An Établissement d'hébergement pour personnes âgées dépendantes (also called EHPAD) is the most widespread type of French residential care for senior citizens.

== History ==
After World War II residential care homes for senior citizens were called hospices. A French law of 3 June 1975 changed the designation to maison de retraite (retirement home), partly because the old terminology had become derogatory. Another reform in 1999 created the new term Établissement d'hébergement pour personnes âgées dépendantes (EHPAD).

== Operation ==
EHPADs can be public or privately owned. In 2017 of a total of 7000 in France 40% were public, 30% belonged to non-commercial organizations and 30% belonged to the private sector.

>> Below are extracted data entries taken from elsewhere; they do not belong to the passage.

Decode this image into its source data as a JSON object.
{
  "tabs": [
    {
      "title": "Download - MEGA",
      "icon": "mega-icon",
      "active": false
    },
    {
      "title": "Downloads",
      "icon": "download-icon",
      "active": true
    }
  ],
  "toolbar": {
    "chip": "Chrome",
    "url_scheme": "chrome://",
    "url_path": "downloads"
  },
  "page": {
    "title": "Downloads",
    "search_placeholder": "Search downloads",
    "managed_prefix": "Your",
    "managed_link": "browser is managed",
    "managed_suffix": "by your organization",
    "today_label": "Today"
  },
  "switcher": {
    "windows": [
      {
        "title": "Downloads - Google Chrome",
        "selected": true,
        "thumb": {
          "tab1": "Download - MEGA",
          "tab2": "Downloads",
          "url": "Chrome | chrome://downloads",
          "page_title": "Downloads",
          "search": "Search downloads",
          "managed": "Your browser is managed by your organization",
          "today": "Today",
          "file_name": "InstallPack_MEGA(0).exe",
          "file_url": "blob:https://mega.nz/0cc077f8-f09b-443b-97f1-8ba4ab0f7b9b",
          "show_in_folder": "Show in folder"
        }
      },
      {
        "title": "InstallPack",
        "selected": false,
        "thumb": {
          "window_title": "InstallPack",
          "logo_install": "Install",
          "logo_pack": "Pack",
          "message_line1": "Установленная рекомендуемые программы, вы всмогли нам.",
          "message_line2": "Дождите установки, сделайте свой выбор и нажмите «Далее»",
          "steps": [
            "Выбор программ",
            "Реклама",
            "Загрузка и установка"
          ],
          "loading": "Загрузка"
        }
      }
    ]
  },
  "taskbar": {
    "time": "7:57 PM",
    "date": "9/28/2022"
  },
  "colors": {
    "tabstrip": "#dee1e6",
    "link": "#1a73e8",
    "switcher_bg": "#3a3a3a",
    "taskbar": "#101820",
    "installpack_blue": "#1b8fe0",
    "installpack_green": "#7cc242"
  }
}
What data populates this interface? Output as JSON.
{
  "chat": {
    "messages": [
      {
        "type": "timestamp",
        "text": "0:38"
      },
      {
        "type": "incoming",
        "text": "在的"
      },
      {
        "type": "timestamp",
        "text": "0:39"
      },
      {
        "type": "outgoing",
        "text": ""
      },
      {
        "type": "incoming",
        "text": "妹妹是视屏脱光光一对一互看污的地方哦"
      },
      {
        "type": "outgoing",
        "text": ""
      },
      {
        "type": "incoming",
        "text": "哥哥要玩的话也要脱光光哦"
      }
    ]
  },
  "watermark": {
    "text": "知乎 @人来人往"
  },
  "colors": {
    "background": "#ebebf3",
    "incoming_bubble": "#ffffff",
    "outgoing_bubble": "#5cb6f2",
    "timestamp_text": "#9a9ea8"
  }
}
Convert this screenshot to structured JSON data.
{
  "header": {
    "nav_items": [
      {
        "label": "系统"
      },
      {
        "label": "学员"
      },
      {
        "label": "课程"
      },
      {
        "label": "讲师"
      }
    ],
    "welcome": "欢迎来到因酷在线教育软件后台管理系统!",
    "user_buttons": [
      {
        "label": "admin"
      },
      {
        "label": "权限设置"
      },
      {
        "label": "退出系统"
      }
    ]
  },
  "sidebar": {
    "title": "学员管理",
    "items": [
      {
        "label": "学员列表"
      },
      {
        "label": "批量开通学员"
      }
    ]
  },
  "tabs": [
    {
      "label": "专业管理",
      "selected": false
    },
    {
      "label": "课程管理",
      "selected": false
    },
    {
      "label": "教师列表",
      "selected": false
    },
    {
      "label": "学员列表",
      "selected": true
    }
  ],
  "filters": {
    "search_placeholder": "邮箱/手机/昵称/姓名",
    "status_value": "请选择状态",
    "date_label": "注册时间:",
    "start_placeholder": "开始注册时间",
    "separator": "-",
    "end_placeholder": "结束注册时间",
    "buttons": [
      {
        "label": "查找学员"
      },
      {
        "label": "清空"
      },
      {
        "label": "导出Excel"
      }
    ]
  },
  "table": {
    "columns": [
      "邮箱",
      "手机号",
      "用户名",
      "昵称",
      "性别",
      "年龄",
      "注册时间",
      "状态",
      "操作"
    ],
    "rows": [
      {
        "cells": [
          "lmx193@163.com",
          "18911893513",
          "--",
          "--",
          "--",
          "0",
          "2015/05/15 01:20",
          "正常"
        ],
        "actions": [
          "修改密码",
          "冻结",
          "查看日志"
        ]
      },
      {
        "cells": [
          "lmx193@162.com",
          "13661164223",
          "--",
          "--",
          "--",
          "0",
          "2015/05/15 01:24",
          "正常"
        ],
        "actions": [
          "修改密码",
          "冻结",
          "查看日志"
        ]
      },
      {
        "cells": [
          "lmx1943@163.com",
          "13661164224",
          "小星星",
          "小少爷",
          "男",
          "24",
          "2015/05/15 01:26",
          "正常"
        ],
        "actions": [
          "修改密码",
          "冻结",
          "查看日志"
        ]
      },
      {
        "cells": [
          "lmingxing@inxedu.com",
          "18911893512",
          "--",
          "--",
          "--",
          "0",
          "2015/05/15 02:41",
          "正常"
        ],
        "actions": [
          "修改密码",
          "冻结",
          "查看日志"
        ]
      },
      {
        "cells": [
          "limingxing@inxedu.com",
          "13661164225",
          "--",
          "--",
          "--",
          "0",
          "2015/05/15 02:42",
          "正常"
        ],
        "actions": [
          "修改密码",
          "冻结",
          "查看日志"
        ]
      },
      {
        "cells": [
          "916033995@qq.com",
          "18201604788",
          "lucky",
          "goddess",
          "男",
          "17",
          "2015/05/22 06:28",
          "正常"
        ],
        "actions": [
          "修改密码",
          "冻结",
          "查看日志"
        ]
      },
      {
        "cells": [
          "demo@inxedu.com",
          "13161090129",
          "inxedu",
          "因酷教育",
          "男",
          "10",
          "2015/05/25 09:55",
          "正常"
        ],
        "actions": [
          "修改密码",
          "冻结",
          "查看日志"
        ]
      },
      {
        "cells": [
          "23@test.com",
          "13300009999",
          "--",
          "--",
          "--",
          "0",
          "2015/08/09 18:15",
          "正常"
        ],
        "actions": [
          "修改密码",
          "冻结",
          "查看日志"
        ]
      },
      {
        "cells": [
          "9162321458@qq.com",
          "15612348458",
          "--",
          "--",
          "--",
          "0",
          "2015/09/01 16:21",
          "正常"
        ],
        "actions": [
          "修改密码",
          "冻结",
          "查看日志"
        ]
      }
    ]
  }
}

The largest private groups managing EHPAD in France in 2020 were:
- Korian, with approximately 25,000 beds
- Orpea, with approximately 20,000 beds
- DomusVi, with approximately 17,000 beds.

== Residents ==
The level of dependency of seniors in EHPADs is high: in 2011, more than 40% of residents had Alzheimer's disease, and three quarters had a cardiovascular disease.

=== Dependency levels ===
A standardized scale determines the level of dependency of a resident. This scale called GIR (groupe iso-ressources) has the following values:
- GIR 1 : Total mental and physical dependency
- GIR 2 : High mental and physical dependency
- GIR 3 : Physical dependency
- GIR 4 : Partial physical dependency
- GIR 5 : Moderate dependency
- GIR 6 : No dependency

== Costs==
The cost for a resident can be high. According to a 2010 KPMG study the mean cost of one day for an EHPAD place is €49 for accommodation and €24 for care.